China’s People’s Liberation Army–Navy just reached a significant milestone in its efforts to develop a globally-capable “blue water” navy, as the nation’s second aircraft carrier entered service on Tuesday.
China’s new carrier, dubbed the Shandong, is not only China’s first home-built vessel of its type, it also earns the nation a place in the elite fraternity of countries boasting more than a single large flat-top. While there is some debate as to what qualifies as an aircraft carrier (the United States could arguably have as many as 24 depending on how loose your definition is) there are still only around six other nations on the planet that maintain more than one carrier in their fleets.
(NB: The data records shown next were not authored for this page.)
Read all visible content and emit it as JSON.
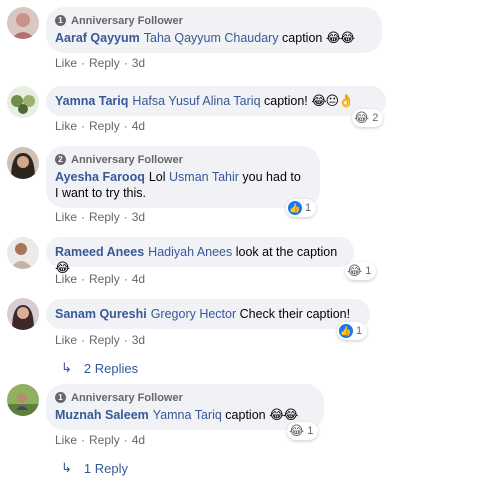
{
  "comments": [
    {
      "badge": "Anniversary Follower",
      "author": "Aaraf Qayyum",
      "mentions": "Taha Qayyum Chaudary",
      "text": " caption ",
      "emoji": "😂😂",
      "actions": {
        "like": "Like",
        "reply": "Reply",
        "time": "3d"
      }
    },
    {
      "author": "Yamna Tariq",
      "mentions": "Hafsa Yusuf Alina Tariq",
      "text": " caption! ",
      "emoji": "😂😐👌",
      "reaction": {
        "icon": "😂",
        "count": "2"
      },
      "actions": {
        "like": "Like",
        "reply": "Reply",
        "time": "4d"
      }
    },
    {
      "badge": "Anniversary Follower",
      "author": "Ayesha Farooq",
      "text_a": "Lol ",
      "mentions": "Usman Tahir",
      "text_b": " you had to",
      "line2": "I want to try this.",
      "reaction": {
        "icon": "👍",
        "count": "1"
      },
      "actions": {
        "like": "Like",
        "reply": "Reply",
        "time": "3d"
      }
    },
    {
      "author": "Rameed Anees",
      "mentions": "Hadiyah Anees",
      "text": " look at the caption ",
      "emoji": "😂",
      "reaction": {
        "icon": "😂",
        "count": "1"
      },
      "actions": {
        "like": "Like",
        "reply": "Reply",
        "time": "4d"
      }
    },
    {
      "author": "Sanam Qureshi",
      "mentions": "Gregory Hector",
      "text": " Check their caption!",
      "reaction": {
        "icon": "👍",
        "count": "1"
      },
      "actions": {
        "like": "Like",
        "reply": "Reply",
        "time": "3d"
      },
      "replies": "2 Replies"
    },
    {
      "badge": "Anniversary Follower",
      "author": "Muznah Saleem",
      "mentions": "Yamna Tariq",
      "text": " caption ",
      "emoji": "😂😂",
      "reaction": {
        "icon": "😂",
        "count": "1"
      },
      "actions": {
        "like": "Like",
        "reply": "Reply",
        "time": "4d"
      },
      "replies": "1 Reply"
    }
  ],
  "colors": {
    "name": "#385898",
    "bubble": "#f0f2f5",
    "meta": "#65676b",
    "like": "#1877f2"
  }
}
This second carrier, however, shares one significant weakness with its Soviet-built peer, China’s Liaoning: Neither vessel is nuclear powered. That means that, just like the rest of China’s Navy, these carriers are dramatically limited in their operational range. America’s Nimitz and Ford-class super carriers, for instance, run on nuclear power and can go for years between refueling. Of course, many of the vessels that travel in America’s carrier strike groups do still rely on diesel fuel for propulsion, but America’s vast network of military and otherwise friendly ports the globe over make blue water operations a fact of life for America’s Navy.
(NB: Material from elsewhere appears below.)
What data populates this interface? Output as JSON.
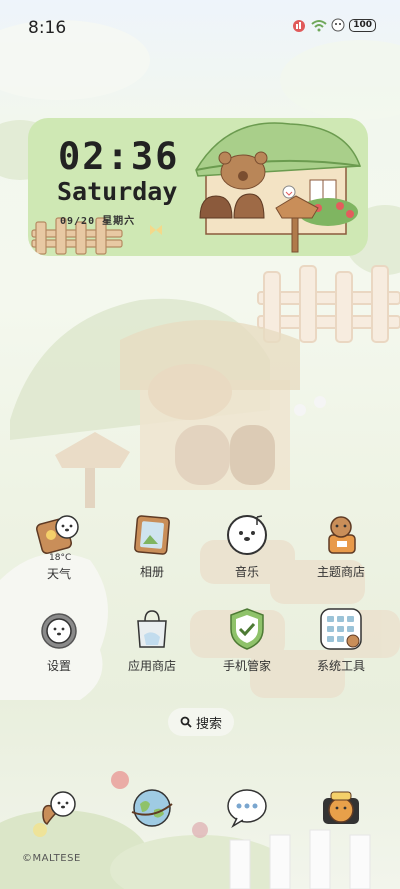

China’s Navy, and in turn its developing carrier strike groups, lack this global network of refueling points. This leaves China with no options but to conduct naval operations close to its own territory. That doesn’t stop China from cutting together pretty rockin’ propaganda videos though.
For now, however, that limitation is congruous with China’s immediate goal of securing the entirety of the South China Sea — a heavily contested waterway that is not only resource abundant and strategically valuable, but also sees around a third of all global commerce ship through it. China’s claims over the South China Sea, which it argues are based in ancient history, extend more than a thousand miles from its own shores and overlap internationally recognized claims of other Asian nations.
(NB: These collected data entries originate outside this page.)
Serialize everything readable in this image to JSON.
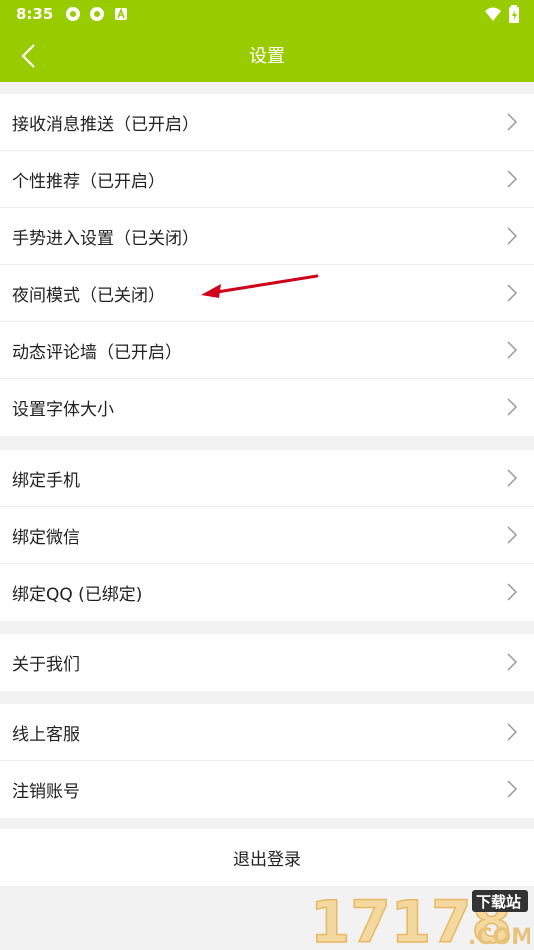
{
  "status": {
    "time": "8:35"
  },
  "header": {
    "title": "设置"
  },
  "groups": [
    {
      "items": [
        {
          "label": "接收消息推送（已开启）"
        },
        {
          "label": "个性推荐（已开启）"
        },
        {
          "label": "手势进入设置（已关闭）"
        },
        {
          "label": "夜间模式（已关闭）"
        },
        {
          "label": "动态评论墙（已开启）"
        },
        {
          "label": "设置字体大小"
        }
      ]
    },
    {
      "items": [
        {
          "label": "绑定手机"
        },
        {
          "label": "绑定微信"
        },
        {
          "label": "绑定QQ (已绑定)"
        }
      ]
    },
    {
      "items": [
        {
          "label": "关于我们"
        }
      ]
    },
    {
      "items": [
        {
          "label": "线上客服"
        },
        {
          "label": "注销账号"
        }
      ]
    }
  ],
  "logout_label": "退出登录",
  "watermark": {
    "main": "17178",
    "badge": "下载站",
    "suffix": ".COM"
  },
  "colors": {
    "accent": "#99cc00",
    "arrow": "#d0021b"
  },
  "icons": [
    "back-arrow-icon",
    "chevron-right-icon",
    "wifi-icon",
    "battery-icon"
  ]
}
As a result of China’s aggressive behavior in the region, the United States and some allies have begun conducted Freedom of Navigation, or FONOP, voyages through China’s illegally claimed territory to demonstrate the international community’s unwillingness to recognize China’s disputed expansion.
This new carrier, then, can have a dramatic effect on how competing navies operate in the South China Sea specifically and parts of the greater Pacific at large. But with China’s lack of operational experience, lack of reliable carrier-based aircraft and lack of Naval infrastructure beyond its home ports, this new carrier represents a far smaller capability-leap for the nation than a new Ford-class carrier would represent for the United States or a similarly situated nation. For now, China’s Navy continues to grow, but its status as a global power remains scuttled by a series of issues.